Thursday, October 30, 2014

Old MacDonald On The Bus

Whenever I get on the bus in the morning, usually when I'm well and truly strapped down, I ask about the ride. At the time I go in to work, I get there at 7, it's a 50/50 chance that I'll ride alone and of course a 50/50 chance that I won't. Yesterday morning the driver looked and told me that we'd be picking someone up on the way, then I'd be dropped of and then the other person would be taken to his destination. This is unusual for me, at the distance I travel, I'm usually first on, last off. I was pleased, I know this ride and I knew I'd be about 15 minutes early at work. Terrific.

When we arrived to pick up my fellow passenger, it turned out that he was a very elderly gentleman who was accompanied by a young woman, a support staff. She immediately spoke to the driver, somehow the trip was booked wrongly, he has an important appointment at the hospital, they can't be late. The driver, nicely, said that he would do what he could.

A little later, not recognizing the route we were taking I asked the driver about where we were. He said, I think expecting backlash, that he's going to drop the other fellow off first. I sat there quietly.

I should have said, "That's great, he needs to get to his appointment, I understand."

I said: nothing.

In my head I was saying: "But I'm supposed to be dropped off first. I wanted to get to work early and now if we are on time, I'll be lucky. Why is it my fault that they booked his trip incorrectly? Why should I have to pay for that mistake? Why do these things always happen to me, they never, ever decide to drop me before someone else." If there was a theme song to my thoughts and rants and ramblings the words would be:

Here a whine.

There a whine.

Everywhere a whine whine.

But. I said nothing.

When we dropped the fellow off, for surgery as it turns out, I wished him luck on his surgery. The woman with me commented that I was a kind man.

I wasn't actually kind.

I was just quiet.

You see I've discovered that the way to be a good person is to just shut the hell up every now and then.

I arrived a work.

The driver thanked me for my patience. I told him that we were exactly on time. He said, "You know what I mean."

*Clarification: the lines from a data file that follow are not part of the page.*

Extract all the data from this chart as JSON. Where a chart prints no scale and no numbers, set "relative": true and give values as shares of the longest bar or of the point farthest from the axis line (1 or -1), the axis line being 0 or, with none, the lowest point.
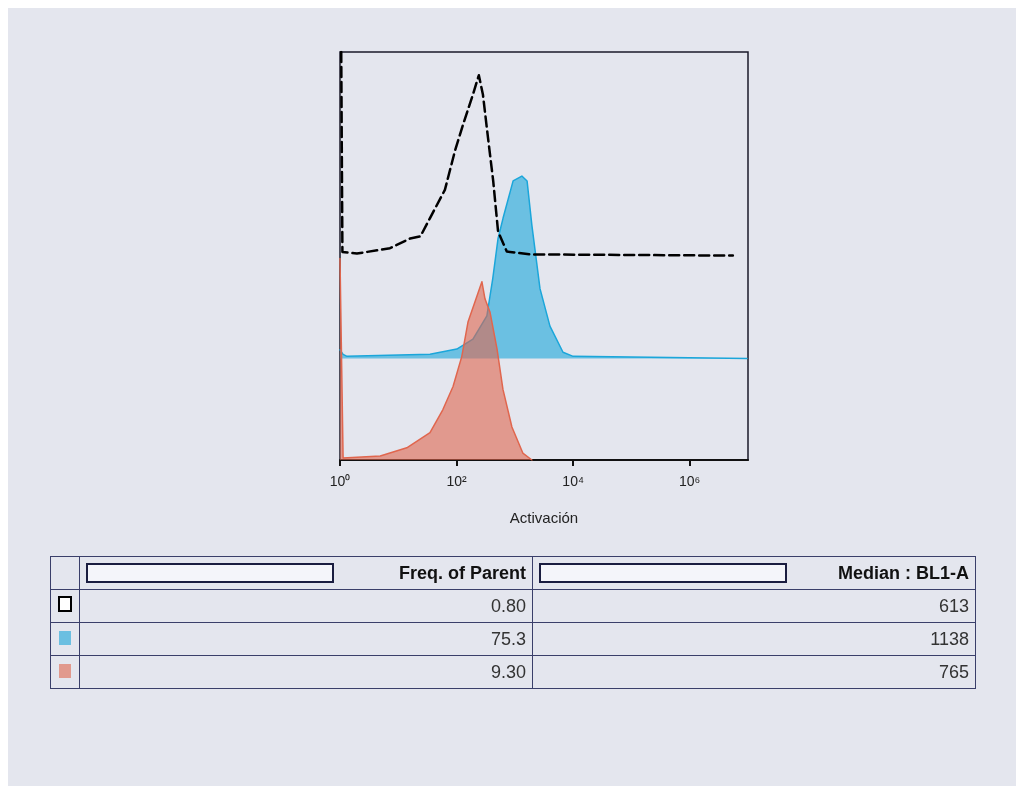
{
  "chart_data": {
    "type": "area",
    "relative": true,
    "xlabel": "Activación",
    "log": "x",
    "grid": false,
    "xlim": [
      1,
      10000000
    ],
    "xticks": [
      {
        "value": 1,
        "label": "10⁰"
      },
      {
        "value": 100,
        "label": "10²"
      },
      {
        "value": 10000,
        "label": "10⁴"
      },
      {
        "value": 1000000,
        "label": "10⁶"
      }
    ],
    "series": [
      {
        "type": "line",
        "line_style": "dashed",
        "color": "#000000",
        "x": [
          1.05,
          1.1,
          1.95,
          7.2,
          16,
          24,
          35,
          63,
          94,
          129,
          191,
          241,
          283,
          346,
          425,
          515,
          727,
          1800,
          5500000
        ],
        "values": [
          1.0,
          0.51,
          0.506,
          0.519,
          0.543,
          0.548,
          0.593,
          0.662,
          0.758,
          0.822,
          0.896,
          0.943,
          0.896,
          0.79,
          0.684,
          0.56,
          0.511,
          0.504,
          0.501
        ]
      },
      {
        "color": "#1ba6da",
        "x": [
          1.0,
          1.13,
          1.32,
          35,
          101,
          191,
          331,
          417,
          515,
          628,
          933,
          1320,
          1620,
          1960,
          2700,
          4000,
          6700,
          10000,
          9600000
        ],
        "values": [
          0.27,
          0.259,
          0.254,
          0.259,
          0.272,
          0.296,
          0.353,
          0.444,
          0.543,
          0.593,
          0.684,
          0.696,
          0.684,
          0.575,
          0.42,
          0.328,
          0.264,
          0.254,
          0.249
        ]
      },
      {
        "color": "#e0664e",
        "x": [
          1.0,
          1.13,
          4.9,
          14,
          35,
          58,
          87,
          123,
          157,
          224,
          272,
          307,
          374,
          495,
          625,
          890,
          1370,
          1960
        ],
        "values": [
          0.494,
          0.005,
          0.01,
          0.03,
          0.067,
          0.123,
          0.18,
          0.254,
          0.338,
          0.402,
          0.437,
          0.395,
          0.363,
          0.272,
          0.173,
          0.081,
          0.017,
          0.0
        ]
      }
    ],
    "annotations": [
      "Freq. of Parent",
      "Median : BL1-A",
      "0.80",
      "613",
      "75.3",
      "1138",
      "9.30",
      "765"
    ]
  }
}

Silence itself may be golden - but yesterday, it made me golden too.


wendy said...

But you were kind! You kept your frustration to yourself, which is a tremendous kindness.

Kristine said...

I actually REALLY appreciate you sharing this one. I just started using my area's door-to-door paratransit system, and I keep beating myself up for how unkind my thoughts are some days. I only live 3.5 miles from work, so it's easy to get bitter when "I've been working so hard all day, and now it's taking me an hour and a half to get home, so these guys can go on their community outing?" or "I'm seriously going to be late to work so she can go to Starbucks?" I don't like the voice in my head arguing that I'm a more important person with more important things to do. I don't want to be the person who thinks that way. But until I become a better person, I'm settling for making my words and actions kinder than my thoughts.

Princeton Posse said...

Oh Dave, if only I could learn to keep my mouth shut I suspect my life would be easier. However, that mouth also initiates change. If only it had an off switch.

Anonymous said...

love this!

B. said...

Yup, I recognize that one. The drivers that can evaluate a situation that works for the most good are priceless. Have had some of the kindest drivers. It can be also a totally frustrating experience as well. Very human. Thanks, Dave.